Jeux vidéo : de la console à la scène
Le jeu vidéo ne se contente plus de vivre dans sa console. Désormais, les univers vidéoludiques prennent d’assaut les plus grandes salles de spectacle.
Entre symphonies épiques avec Distant Worlds et prouesses circassiennes avec Heredis – Échos du passé, découvrez comment les univers numériques fusionnent avec les arts de la scène pour offrir des moments inédits.
Nous avons discuté de cet engouement avec le chef d’orchestre de renommée internationale Arnie Roth, qui reviendra à la Place des Arts en mai pour présenter Distant Worlds, un spectacle immersif conçu comme un collage des morceaux les plus emblématiques de la saga culte FINAL FANTASY.
Une musique de tous les possibles
Selon Arnie Roth, l’interactivité est ce qui distingue la musique de jeux vidéo de la musique de film. « Selon ce que fait le joueur, explique-t-il, cela détermine le chemin qu’on emprunte pour aller au bout du jeu… et la musique qu’on entend. »
Autrement dit, la musique n’accompagne pas un récit linéaire, mais se déploie en fonction d’une multitude de choix, de trajectoires, de bifurcations.

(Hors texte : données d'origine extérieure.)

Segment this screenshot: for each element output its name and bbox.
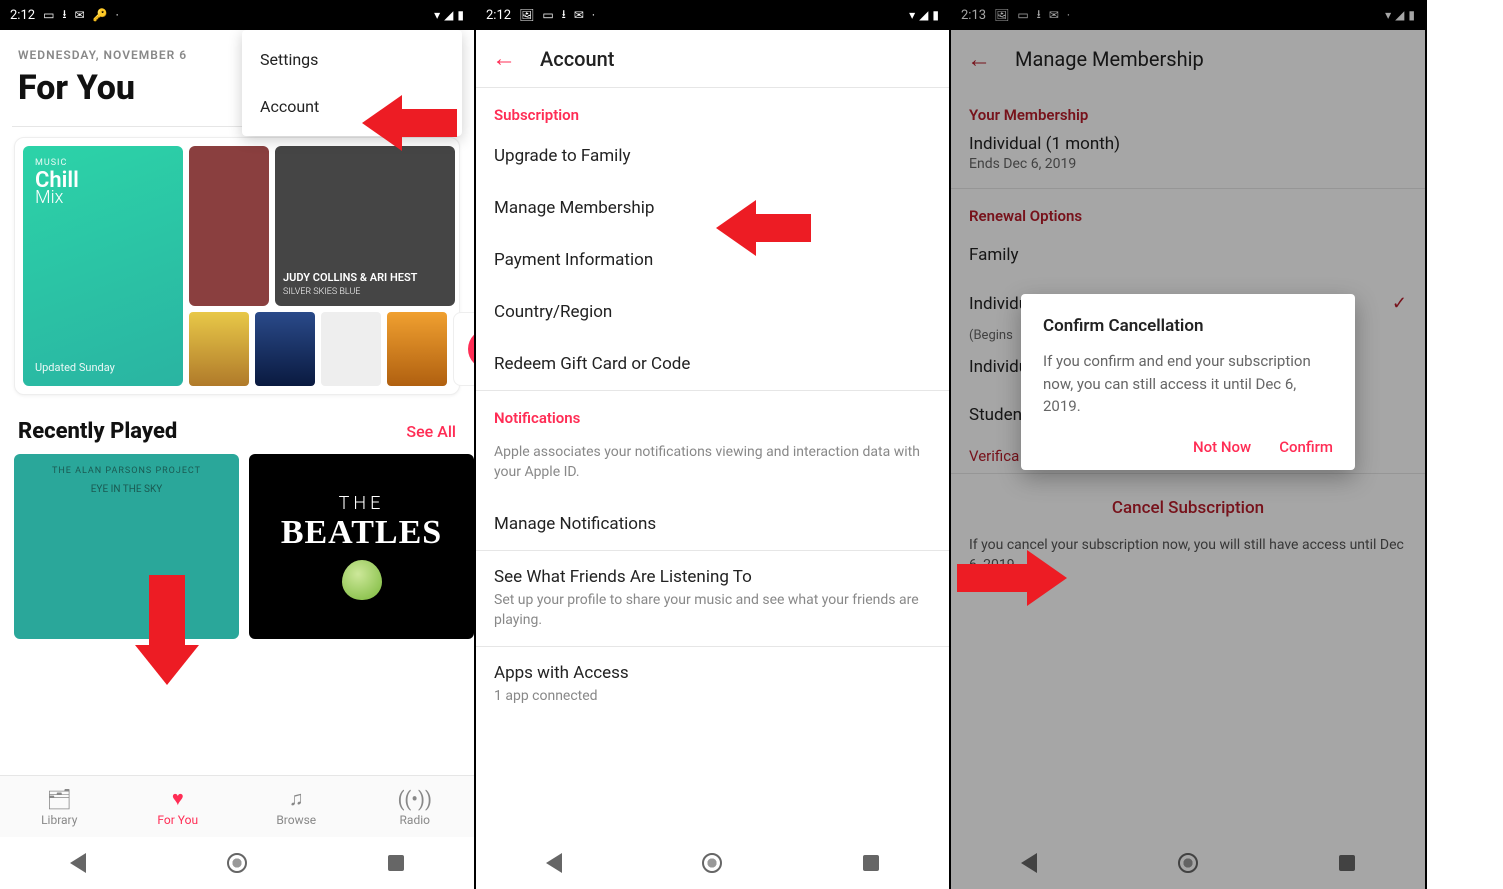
not-now-button[interactable]: Not Now [1193,438,1251,456]
status-time: 2:12 [486,8,511,23]
item-upgrade-family[interactable]: Upgrade to Family [476,130,949,182]
nav-back[interactable] [546,853,562,873]
play-button[interactable] [453,312,476,386]
thumb-1[interactable] [189,312,249,386]
tab-foryou-label: For You [157,813,198,827]
wifi-icon: ▾ [434,8,440,22]
battery-icon: ▮ [457,8,464,22]
rp2-top: THE [339,493,385,514]
image-icon: 🖼 [519,8,534,22]
annotation-arrow-account [362,95,457,151]
heart-icon: ♥ [172,786,184,811]
mail-icon: ✉ [75,8,85,22]
tab-browse-label: Browse [276,813,316,827]
thumb-3[interactable] [321,312,381,386]
radio-icon: ((•)) [398,787,432,811]
signal-icon: ◢ [444,8,453,22]
see-all-link[interactable]: See All [406,422,456,441]
status-bar: 2:12 🖼 ▭ ⭳ ✉ · ▾ ◢ ▮ [476,0,949,30]
key-icon: 🔑 [93,8,108,22]
dialog-title: Confirm Cancellation [1043,316,1333,336]
nav-back[interactable] [70,853,86,873]
tab-browse[interactable]: ♫ Browse [237,776,356,837]
apple-music-label: MUSIC [35,158,171,168]
tile-judy-collins[interactable]: JUDY COLLINS & ARI HEST SILVER SKIES BLUE [275,146,455,306]
tab-radio-label: Radio [400,813,430,827]
tab-radio[interactable]: ((•)) Radio [356,776,475,837]
friends-desc: Set up your profile to share your music … [494,591,931,630]
download-icon: ⭳ [62,5,66,26]
menu-settings[interactable]: Settings [242,36,462,83]
dialog-body: If you confirm and end your subscription… [1043,350,1333,418]
status-icon: ▭ [542,8,553,22]
wifi-icon: ▾ [909,8,915,22]
mail-icon: ✉ [574,8,584,22]
annotation-arrow-manage [716,200,811,256]
chill-line2: Mix [35,187,171,208]
confirm-cancel-dialog: Confirm Cancellation If you confirm and … [1021,294,1355,470]
item-redeem-gift[interactable]: Redeem Gift Card or Code [476,338,949,390]
status-icon: ▭ [43,8,54,22]
rp1-top: THE ALAN PARSONS PROJECT [14,466,239,476]
download-icon: ⭳ [562,5,566,26]
note-icon: ♫ [289,786,304,811]
panel-for-you: 2:12 ▭ ⭳ ✉ 🔑 · ▾ ◢ ▮ WEDNESDAY, NOVEMBER… [0,0,476,889]
tile-chill-mix[interactable]: MUSIC Chill Mix Updated Sunday [23,146,183,386]
play-icon [468,329,476,369]
thumb-2[interactable] [255,312,315,386]
apps-title: Apps with Access [494,663,931,683]
friends-title: See What Friends Are Listening To [494,567,931,587]
back-icon[interactable]: ← [492,44,516,73]
nav-recents[interactable] [863,855,879,871]
judy-label: JUDY COLLINS & ARI HEST [283,271,417,284]
android-navbar [0,837,474,889]
item-country-region[interactable]: Country/Region [476,286,949,338]
confirm-button[interactable]: Confirm [1279,438,1333,456]
rp2-main: BEATLES [281,514,442,552]
dot-icon: · [592,8,595,22]
status-bar: 2:12 ▭ ⭳ ✉ 🔑 · ▾ ◢ ▮ [0,0,474,30]
recently-played-title: Recently Played [18,419,177,444]
battery-icon: ▮ [932,8,939,22]
item-manage-notifications[interactable]: Manage Notifications [476,498,949,550]
item-manage-membership[interactable]: Manage Membership [476,182,949,234]
judy-sub: SILVER SKIES BLUE [283,287,360,297]
library-icon: 🗂 [47,787,72,811]
updated-label: Updated Sunday [35,361,171,374]
signal-icon: ◢ [919,8,928,22]
tab-library-label: Library [41,813,77,827]
tab-foryou[interactable]: ♥ For You [119,776,238,837]
rp-tile-parsons[interactable]: THE ALAN PARSONS PROJECT EYE IN THE SKY [14,454,239,639]
apps-desc: 1 app connected [494,687,931,707]
recently-played-row[interactable]: THE ALAN PARSONS PROJECT EYE IN THE SKY … [0,454,474,639]
for-you-grid: MUSIC Chill Mix Updated Sunday JUDY COLL… [14,137,460,395]
nav-home[interactable] [702,853,722,873]
recently-played-header: Recently Played See All [0,405,474,454]
tab-library[interactable]: 🗂 Library [0,776,119,837]
subscription-label: Subscription [476,88,949,130]
tab-bar: 🗂 Library ♥ For You ♫ Browse ((•)) Radio [0,775,474,837]
panel-manage-membership: 2:13 🖼 ▭ ⭳ ✉ · ▾ ◢ ▮ ← Manage Membership… [951,0,1427,889]
nav-recents[interactable] [388,855,404,871]
apple-icon [342,560,382,600]
notifications-desc: Apple associates your notifications view… [476,433,949,498]
item-payment-info[interactable]: Payment Information [476,234,949,286]
item-friends-listening[interactable]: See What Friends Are Listening To Set up… [476,551,949,646]
account-title: Account [540,47,614,71]
notifications-label: Notifications [476,391,949,433]
item-apps-access[interactable]: Apps with Access 1 app connected [476,647,949,723]
notifications-desc-text: Apple associates your notifications view… [494,443,931,482]
thumb-4[interactable] [387,312,447,386]
dot-icon: · [116,8,119,22]
panel-account: 2:12 🖼 ▭ ⭳ ✉ · ▾ ◢ ▮ ← Account Subscript… [476,0,951,889]
account-header: ← Account [476,30,949,88]
annotation-arrow-scroll [135,575,199,685]
rp1-sub: EYE IN THE SKY [14,484,239,495]
status-time: 2:12 [10,8,35,23]
annotation-arrow-cancel [957,550,1067,606]
rp-tile-beatles[interactable]: THE BEATLES [249,454,474,639]
tile-album-1[interactable] [189,146,269,306]
android-navbar [476,837,949,889]
nav-home[interactable] [227,853,247,873]
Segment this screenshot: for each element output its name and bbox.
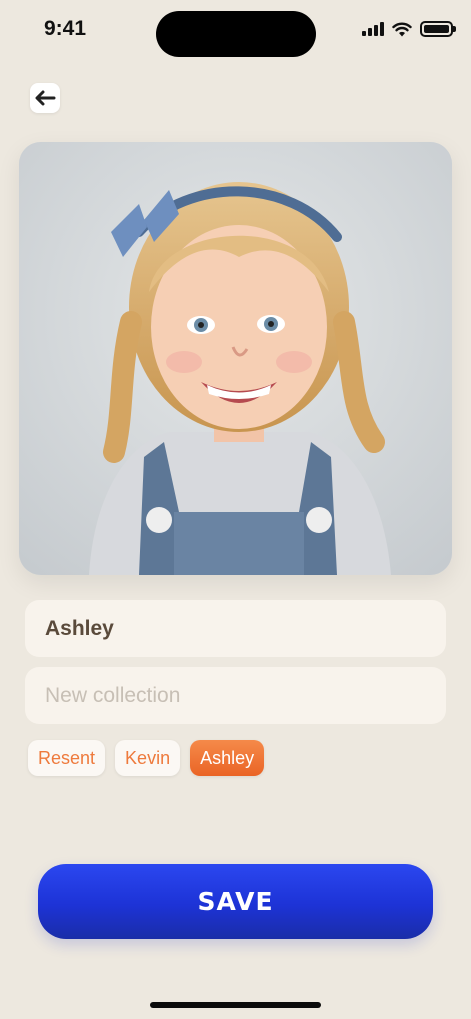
status-bar: 9:41 xyxy=(0,0,471,60)
battery-icon xyxy=(420,21,456,37)
chip-kevin[interactable]: Kevin xyxy=(115,740,181,776)
home-indicator xyxy=(150,1002,321,1008)
save-button[interactable]: SAVE xyxy=(38,864,433,939)
collection-chips: Resent Kevin Ashley xyxy=(28,740,265,776)
arrow-left-icon xyxy=(35,90,56,106)
name-field[interactable] xyxy=(25,600,446,657)
status-time: 9:41 xyxy=(44,17,87,40)
new-collection-input[interactable] xyxy=(25,667,446,724)
child-portrait-photo xyxy=(19,142,452,575)
chip-ashley[interactable]: Ashley xyxy=(190,740,265,776)
dynamic-island xyxy=(156,11,316,57)
chip-resent[interactable]: Resent xyxy=(28,740,106,776)
wifi-icon xyxy=(392,22,412,36)
back-button[interactable] xyxy=(30,83,60,113)
cellular-signal-icon xyxy=(362,22,384,36)
collection-field[interactable] xyxy=(25,667,446,724)
status-icons xyxy=(362,21,456,37)
name-input[interactable] xyxy=(25,600,446,657)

Dans un jeu de rôle comme FINAL FANTASY, où le joueur « devient » le personnage, « on se retrouve donc lié à la musique associée à son personnage, à ses batailles, aux mondes qu’il parcourt », souligne le chef d’orchestre.
« C’est la raison pour laquelle ces musiques sont si coûteuses à produire, poursuit-il, car elles comportent de multiples arborescences. Il y a toutes sortes de sentiers différents, et une musique distincte accompagne chacun d’eux. »
De la culture « gamer » à la culture tout court
Celui qui promène le spectacle Distant Worlds : Music from FINAL FANTASY autour du monde depuis près de 20 ans note une reconnaissance institutionnelle de plus en plus grande envers la musique de jeux vidéo.
Les salles de spectacle, dit-il, programment ce genre de concerts parce qu’ils attirent un public neuf. En revanche, la question n’est plus de savoir si cette musique est légitime, mais comment elle peut « polliniser » une autre génération de mélomanes.
Il tranche : « Est-ce qu’une partition de Nobuo Uematsu peut côtoyer des œuvres de Bruckner ou de Schubert? Il ne fait aucun doute que oui. »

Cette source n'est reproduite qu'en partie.